Integral generalized equivariant cohomologies of weighted Grassmann orbifolds

TL;DR

This paper defines weighted Grassmann orbifolds, explores their topological invariants, and computes their equivariant cohomology, K-theory, and cobordism rings, providing new tools for understanding their geometric and algebraic structures.

Contribution

It introduces weighted Grassmann orbifolds, analyzes their cell structures and singularities, and computes their equivariant cohomology, K-theory, and cobordism rings with various coefficients.

Findings

Weighted Grassmann orbifolds have invariant q-cell structures.

The integral cohomology of these orbifolds can be torsion-free under certain conditions.

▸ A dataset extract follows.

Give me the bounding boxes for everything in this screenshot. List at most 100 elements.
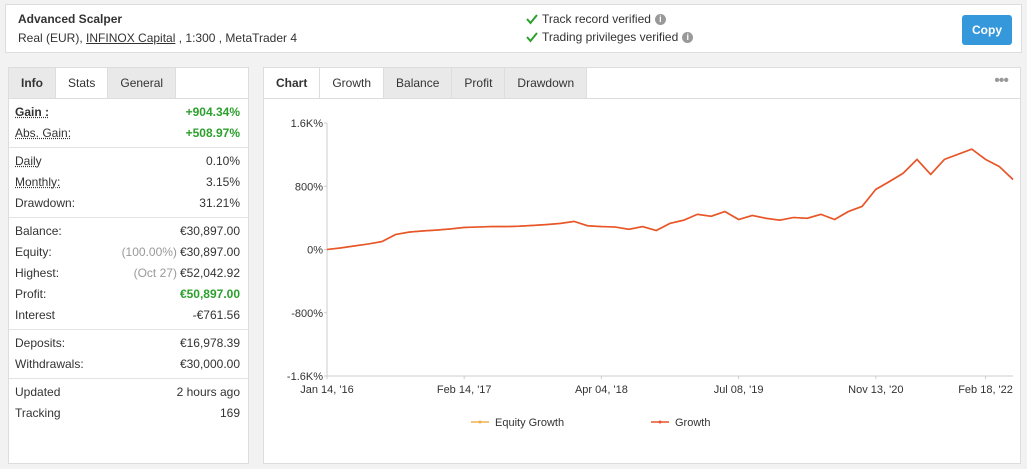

Explicit formulas for structure constants in equivariant cohomology are provided.

Abstract

We introduce a new definition of weighted Grassmann orbifolds. We study their several invariant $q$-cell structures and the orbifold singularities on these $q$-cells. We discuss when the integral cohomology of a weighted Grassmann orbifold has no $p$-torsion. We compute the equivariant $K$-theory ring of weighted Grassmann orbifolds with rational coefficients. We introduce divisive weighted Grassmann orbifolds and show that they have invariant cell structures. We calculate the equivariant cohomology ring, equivariant $K$-theory ring and equivariant cobordism ring of a divisive weighted Grassmann orbifold with integer coefficients. We discuss how to compute the weighted structure constants for the integral equivariant cohomology ring of a divisive weighted Grassmann orbifold.